NASA, NOAA find 2012 among the hottest years on record
Last year was the ninth warmest year since 1880, and the average temperature during the year was 1.0 degrees warmer than the mid-20th century baseline, NASA announced Jan. 15.
NASA compares the average global temperature each year to the average from 1951-1980 to measure global warming. The last time the yearly average was cooler than that baseline was 1976.
2012 was also the warmest year on record for the continental United States.
Instances of unusually high temperatures have also become more common. A seemingly small uptick in the temperature can have major effects--as in 2012's persistent drought across the United States--noted James Hansen, director of NASA's Goddard Institute for Space Studies, during a Jan. 15 press call.
"This last year is a good teaching moment, because we can see how big an impact a summer-mean anomaly of two or three degrees can be," Hansen said.
The global temperature increase doesn't impact all parts of the globe the same way at the same time. But "eventually your turn comes, and when it does, the temperatures tend to be a lot warmer," added Thomas Karl, the director of the National Oceanic and Atmospheric Administration's National Climatic Data Center.
While there are many factors at play, Karl said greenhouse gas emissions were enough on their own to drive the temperature rise.

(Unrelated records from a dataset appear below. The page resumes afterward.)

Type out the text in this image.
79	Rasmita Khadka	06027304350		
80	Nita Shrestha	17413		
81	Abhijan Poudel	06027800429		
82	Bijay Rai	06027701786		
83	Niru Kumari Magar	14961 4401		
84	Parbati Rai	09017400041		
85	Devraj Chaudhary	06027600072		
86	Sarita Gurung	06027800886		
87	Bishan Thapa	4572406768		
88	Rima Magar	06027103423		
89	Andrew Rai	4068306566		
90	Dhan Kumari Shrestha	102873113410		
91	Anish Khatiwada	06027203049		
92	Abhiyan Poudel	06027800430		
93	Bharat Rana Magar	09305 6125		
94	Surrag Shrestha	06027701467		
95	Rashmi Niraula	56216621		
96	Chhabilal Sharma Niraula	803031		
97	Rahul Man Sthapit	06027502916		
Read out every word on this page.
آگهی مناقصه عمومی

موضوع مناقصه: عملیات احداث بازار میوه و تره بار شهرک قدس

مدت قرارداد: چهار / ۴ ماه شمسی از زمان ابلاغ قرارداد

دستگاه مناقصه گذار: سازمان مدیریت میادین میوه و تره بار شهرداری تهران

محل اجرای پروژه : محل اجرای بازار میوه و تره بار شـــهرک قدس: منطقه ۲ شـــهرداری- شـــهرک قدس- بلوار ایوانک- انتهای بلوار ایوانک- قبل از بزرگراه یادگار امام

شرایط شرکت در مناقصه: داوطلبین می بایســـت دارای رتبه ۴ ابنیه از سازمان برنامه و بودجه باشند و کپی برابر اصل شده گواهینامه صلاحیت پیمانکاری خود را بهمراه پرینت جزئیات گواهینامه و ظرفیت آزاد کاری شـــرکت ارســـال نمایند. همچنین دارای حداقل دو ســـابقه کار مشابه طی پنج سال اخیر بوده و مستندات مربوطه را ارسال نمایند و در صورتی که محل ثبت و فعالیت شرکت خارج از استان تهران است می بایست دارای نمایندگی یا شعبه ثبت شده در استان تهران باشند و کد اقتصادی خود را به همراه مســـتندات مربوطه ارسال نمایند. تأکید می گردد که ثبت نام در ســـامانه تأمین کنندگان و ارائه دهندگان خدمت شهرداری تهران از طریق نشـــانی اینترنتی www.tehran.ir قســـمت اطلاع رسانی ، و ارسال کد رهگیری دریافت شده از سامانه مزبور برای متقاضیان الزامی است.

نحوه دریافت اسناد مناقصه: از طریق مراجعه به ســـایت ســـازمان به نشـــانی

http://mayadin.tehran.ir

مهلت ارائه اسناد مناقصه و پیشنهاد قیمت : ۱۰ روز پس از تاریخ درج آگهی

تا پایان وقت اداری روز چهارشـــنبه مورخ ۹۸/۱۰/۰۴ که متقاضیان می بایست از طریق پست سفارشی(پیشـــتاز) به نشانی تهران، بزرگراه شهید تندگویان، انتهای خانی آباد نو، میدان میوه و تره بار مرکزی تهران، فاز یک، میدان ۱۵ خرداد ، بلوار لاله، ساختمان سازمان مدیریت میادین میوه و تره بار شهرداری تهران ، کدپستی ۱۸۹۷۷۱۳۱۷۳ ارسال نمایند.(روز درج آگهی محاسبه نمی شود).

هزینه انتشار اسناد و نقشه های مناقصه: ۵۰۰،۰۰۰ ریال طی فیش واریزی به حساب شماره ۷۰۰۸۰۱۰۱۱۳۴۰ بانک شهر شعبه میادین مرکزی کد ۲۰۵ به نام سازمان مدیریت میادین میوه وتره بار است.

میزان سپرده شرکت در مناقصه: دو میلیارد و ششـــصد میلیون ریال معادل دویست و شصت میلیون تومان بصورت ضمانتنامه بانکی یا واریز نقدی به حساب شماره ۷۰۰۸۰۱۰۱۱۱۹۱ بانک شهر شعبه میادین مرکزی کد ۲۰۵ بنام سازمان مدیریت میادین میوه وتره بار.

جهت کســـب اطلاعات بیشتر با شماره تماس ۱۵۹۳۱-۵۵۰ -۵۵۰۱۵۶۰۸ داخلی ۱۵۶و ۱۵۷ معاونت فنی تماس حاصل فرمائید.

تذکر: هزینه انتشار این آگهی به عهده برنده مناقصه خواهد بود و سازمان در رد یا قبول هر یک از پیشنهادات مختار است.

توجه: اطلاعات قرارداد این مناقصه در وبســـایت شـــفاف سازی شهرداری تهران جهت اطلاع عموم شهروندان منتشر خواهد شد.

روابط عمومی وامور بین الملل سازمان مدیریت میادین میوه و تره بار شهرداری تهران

NOAA, which measures global temperatures separately from NASA, found 2012 to be the 10th warmest year on record instead of the ninth.
"Every approach has slightly different assumptions, and that's why we think it's so important that we've got independent groups going about it slightly differently," Karl said. "It's just too hard to say what is exactly the right approach."
NOAA's findings also show 2012 to be the warmest La Nina year on record. La Nina is associated with cooler-than-normal water temperatures in the equatorial Pacific Ocean.